西北农业学报 1998,7(4):1~3
Acta Agricultur ae Bo r ea li-occidentalis Sinica
获得抗虫转基因植株
孙 严1 倪万潮2 郭三堆3
(1新疆农科院核技术生物技术研究所 乌鲁木齐 830000;2 江苏农科院经济作物研究所 南京 210014;
3 中国农科院生物技术研究中心 北京 100081)
摘 要 通过花粉管通道法将人工全序合成的Bt杀虫蛋白基因导入新陆早4号和C6524两品种中,收获注射过Bt杀虫蛋白基因的棉花种子2万余粒。经棉铃虫饲喂的抗虫性生物检测,得到高抗虫的18株新陆
早4号转化苗和36株C6524转化苗;以Bt基因的一对引物进行PCR分析,54株抗棉铃虫的转化棉苗均扩 增出部分Bt杀虫蛋白基因的目标带。未转化的对照棉苗则无此条带,证实Bt杀虫蛋白基因已整合到转化
抗
虫棉株的染体上,首次获得了新疆转目的基因的高效抗虫棉。
关键词 棉花;Bt杀虫蛋白基因;棉铃虫;花粉管通道法
棉铃虫(Helicoverpa armigera)是我国棉花生产的重要致灾害虫,可使棉花损失15%~20%。每年用于棉花害虫防治的杀虫剂量占杀虫剂使用总量的一半,致使主要棉花害虫抗药性快速增长,防效下降,严重制约了棉花生产的持续稳定发展。生物技术的发展使不同物种间基因转移得以实现,将Bt (Bacillus thuringiensis)杀虫蛋白基因导入棉花,培育抗虫转基因棉花新品种,是解决棉花受棉铃虫危害的一条重要途径。1990年Perlak[1]、1991年谢道昕[2]相继报道已将Bt毒蛋白基因导入棉花,但却难以达到控制棉铃虫的水平。美国M onsanto公司对Bt毒蛋白基因结构进行了改造,使其适应于在植物体内的表达,Bt蛋白的表达量因而提高了100倍[3],具备了实用价值。本研究采用花粉管通道法,拟将中国农科院生物技术研究中心按照高等植物优选密码子原则人工全序合成的Bt杀虫蛋白基因,导入新疆棉花栽培品种,以期获得抗棉铃虫的转基因棉花新种质。
1 材料与方法
蜂窝不粘锅1.1 Bt杀虫蛋白基因 Bt杀虫蛋白基因由中国农科院生物技术研究中心按照高等植物优选密码子原则设计,经人工全序合成,构建在以GU S基因为标记基因的质粒载体pBI121.1上。
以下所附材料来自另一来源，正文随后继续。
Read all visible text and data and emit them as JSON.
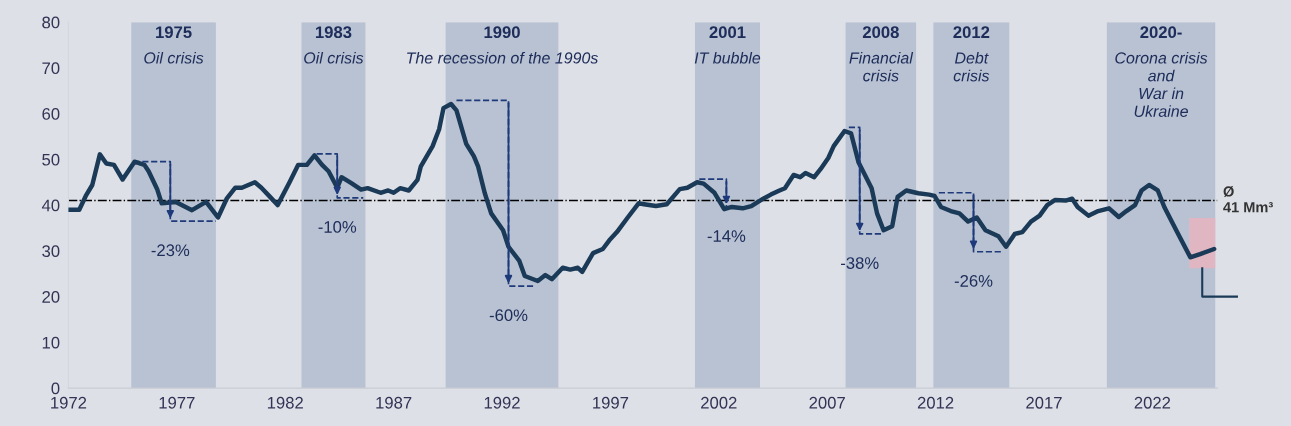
{
  "chart_data": {
    "type": "line",
    "xlim": [
      1972,
      2025
    ],
    "xticks": [
      1972,
      1977,
      1982,
      1987,
      1992,
      1997,
      2002,
      2007,
      2012,
      2017,
      2022
    ],
    "ylim": [
      0,
      80
    ],
    "yticks": [
      0,
      10,
      20,
      30,
      40,
      50,
      60,
      70,
      80
    ],
    "grid": false,
    "legend": false,
    "marker": "none",
    "line_style": "solid",
    "series": [
      {
        "color": "#1b3a57",
        "x": [
          1972.0,
          1972.5,
          1972.8,
          1973.1,
          1973.45,
          1973.75,
          1974.1,
          1974.5,
          1975.05,
          1975.5,
          1975.7,
          1976.1,
          1976.3,
          1976.95,
          1977.7,
          1978.35,
          1978.9,
          1979.3,
          1979.7,
          1980.0,
          1980.6,
          1980.9,
          1981.3,
          1981.65,
          1982.2,
          1982.6,
          1983.0,
          1983.35,
          1983.7,
          1984.0,
          1984.4,
          1984.6,
          1985.05,
          1985.5,
          1985.8,
          1986.4,
          1986.75,
          1987.0,
          1987.3,
          1987.7,
          1988.1,
          1988.25,
          1988.8,
          1989.1,
          1989.3,
          1989.65,
          1989.9,
          1990.35,
          1990.7,
          1990.9,
          1991.2,
          1991.5,
          1992.05,
          1992.3,
          1992.8,
          1993.05,
          1993.65,
          1994.0,
          1994.3,
          1994.8,
          1995.15,
          1995.5,
          1995.7,
          1996.2,
          1996.65,
          1996.95,
          1997.3,
          1997.8,
          1998.3,
          1998.55,
          1999.1,
          1999.6,
          2000.2,
          2000.55,
          2001.0,
          2001.3,
          2001.8,
          2002.25,
          2002.6,
          2003.1,
          2003.5,
          2004.05,
          2004.4,
          2004.8,
          2005.05,
          2005.45,
          2005.75,
          2006.0,
          2006.4,
          2006.7,
          2007.05,
          2007.3,
          2007.8,
          2008.1,
          2008.45,
          2009.05,
          2009.3,
          2009.6,
          2010.0,
          2010.25,
          2010.65,
          2011.2,
          2011.7,
          2011.95,
          2012.25,
          2012.7,
          2013.1,
          2013.5,
          2013.9,
          2014.3,
          2014.9,
          2015.25,
          2015.65,
          2016.0,
          2016.4,
          2016.8,
          2017.15,
          2017.5,
          2018.0,
          2018.3,
          2018.55,
          2019.05,
          2019.5,
          2020.0,
          2020.45,
          2020.8,
          2021.2,
          2021.5,
          2021.85,
          2022.25,
          2022.55,
          2023.1,
          2023.75,
          2024.2,
          2024.85
        ],
        "values": [
          39,
          39,
          42,
          44.4,
          51.1,
          49.1,
          48.8,
          45.6,
          49.5,
          48.8,
          47.4,
          43.4,
          40.4,
          40.7,
          38.9,
          40.7,
          37.3,
          41.4,
          43.8,
          43.8,
          45,
          43.8,
          41.8,
          40,
          45,
          48.8,
          48.8,
          50.9,
          48.8,
          47.4,
          43.8,
          46.1,
          44.8,
          43.4,
          43.7,
          42.7,
          43.2,
          42.7,
          43.7,
          43.2,
          45.5,
          48.4,
          52.9,
          56.6,
          61.2,
          62.1,
          60.7,
          53.4,
          50.7,
          48.4,
          42.7,
          38.2,
          34.5,
          30.9,
          27.8,
          24.5,
          23.4,
          24.7,
          23.8,
          26.3,
          25.9,
          26.3,
          25.4,
          29.5,
          30.4,
          32.3,
          34.1,
          37.3,
          40.4,
          40.2,
          39.8,
          40.2,
          43.5,
          43.8,
          45,
          44.7,
          42.7,
          39.1,
          39.6,
          39.3,
          39.8,
          41.4,
          42.3,
          43.2,
          43.7,
          46.6,
          46.1,
          47,
          46.1,
          47.9,
          50.3,
          52.9,
          56.2,
          55.7,
          49.3,
          43.7,
          38.2,
          34.5,
          35.4,
          41.8,
          43.2,
          42.6,
          42.3,
          42,
          39.6,
          38.7,
          38.2,
          36.4,
          37.3,
          34.5,
          33.2,
          30.9,
          33.7,
          34.1,
          36.4,
          37.7,
          40,
          41.1,
          41,
          41.4,
          39.6,
          37.7,
          38.7,
          39.3,
          37.4,
          38.7,
          40,
          43.2,
          44.4,
          43.2,
          39.6,
          34.5,
          28.6,
          29.3,
          30.4
        ]
      },
      {
        "color": "#1f3a7a",
        "line_style": "dashed",
        "x": [
          1975.0,
          1976.7,
          1976.7,
          1978.8
        ],
        "values": [
          49.5,
          49.5,
          36.5,
          36.5
        ]
      },
      {
        "color": "#1f3a7a",
        "line_style": "dashed",
        "x": [
          1983.45,
          1984.4,
          1984.4,
          1985.6
        ],
        "values": [
          51.2,
          51.2,
          41.6,
          41.6
        ]
      },
      {
        "color": "#1f3a7a",
        "line_style": "dashed",
        "x": [
          1989.9,
          1992.3,
          1992.3,
          1993.45
        ],
        "values": [
          62.9,
          62.9,
          22.3,
          22.3
        ]
      },
      {
        "color": "#1f3a7a",
        "line_style": "dashed",
        "x": [
          2001.1,
          2002.35,
          2002.35,
          2002.35
        ],
        "values": [
          45.7,
          45.7,
          39.6,
          39.6
        ]
      },
      {
        "color": "#1f3a7a",
        "line_style": "dashed",
        "x": [
          2008.0,
          2008.5,
          2008.5,
          2009.6
        ],
        "values": [
          57,
          57,
          33.7,
          33.7
        ]
      },
      {
        "color": "#1f3a7a",
        "line_style": "dashed",
        "x": [
          2012.15,
          2013.75,
          2013.75,
          2015.1
        ],
        "values": [
          42.7,
          42.7,
          29.8,
          29.8
        ]
      }
    ],
    "bands": [
      {
        "axis": "x",
        "from": 1974.9,
        "to": 1978.8,
        "label": "1975\nOil crisis",
        "color": "#b8c2d3"
      },
      {
        "axis": "x",
        "from": 1982.75,
        "to": 1985.7,
        "label": "1983\nOil crisis",
        "color": "#b8c2d3"
      },
      {
        "axis": "x",
        "from": 1989.4,
        "to": 1994.6,
        "label": "1990\nThe recession of the 1990s",
        "color": "#b8c2d3"
      },
      {
        "axis": "x",
        "from": 2000.9,
        "to": 2003.9,
        "label": "2001\nIT bubble",
        "color": "#b8c2d3"
      },
      {
        "axis": "x",
        "from": 2007.85,
        "to": 2011.1,
        "label": "2008\nFinancial\ncrisis",
        "color": "#b8c2d3"
      },
      {
        "axis": "x",
        "from": 2011.9,
        "to": 2015.4,
        "label": "2012\nDebt\ncrisis",
        "color": "#b8c2d3"
      },
      {
        "axis": "x",
        "from": 2019.9,
        "to": 2024.9,
        "label": "2020-\nCorona crisis\nand\nWar in\nUkraine",
        "color": "#b8c2d3"
      }
    ],
    "ref_lines": [
      {
        "axis": "y",
        "value": 41,
        "label": "Ø\n41 Mm³",
        "color": "#000000",
        "line_style": "dashed"
      }
    ],
    "annotations": [
      "-23%",
      "-10%",
      "-60%",
      "-14%",
      "-38%",
      "-26%"
    ]
  }
}
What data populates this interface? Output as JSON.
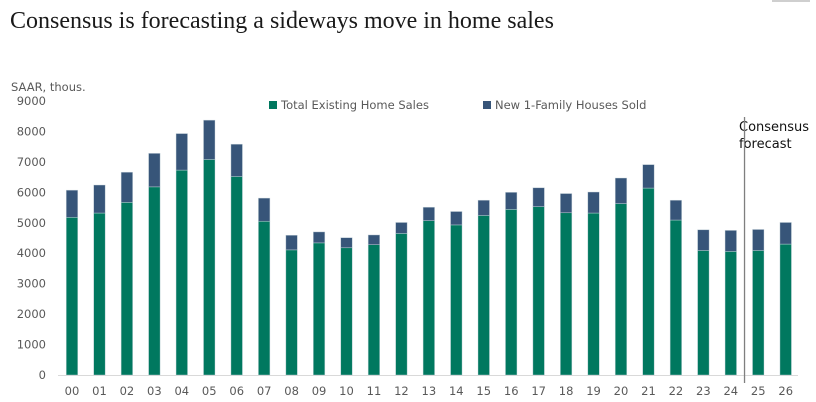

碱法提取质粒,氯化铯密度梯度离心提纯[4],作为转化棉花的外源目的基因。
1.2 受体棉花品种 选用新陆早4号和C6524两品种,棉花种子由新疆农科院经济作物研究所提供。
1.3 Bt杀虫蛋白基因导入棉花的方法 采用授粉后外源基因导入植物受精胚囊的方法(花粉管通道法)[5]。1997年10月在海南省三亚南繁基地将新陆早4号和C6524两品种以宽窄行种植。棉花盛花期间,在棉花自花授粉24h后,用微量注射器沿子房顶部将Bt杀虫蛋白基因注入,每朵花注射量为10μl。
1.4 生物检测 采用整株饲喂法。将导入Bt杀虫蛋白基因后收获的种子分批播种在温室苗床上,播种前用多菌灵和链霉素浸种过夜,预防或减轻苗期病害。待第1片真叶露出后,接种人工孵育的1龄棉铃虫。将粘有大量已孵化1~2d棉铃虫的纱布放在白大瓷盘上,用蘸湿的毛笔尖粘上棉铃虫,在每株棉苗上接种棉铃虫6~8头,几天后观察结果。拔除心叶被咬烂的不抗虫棉苗,将抗虫棉株移栽入大花盆。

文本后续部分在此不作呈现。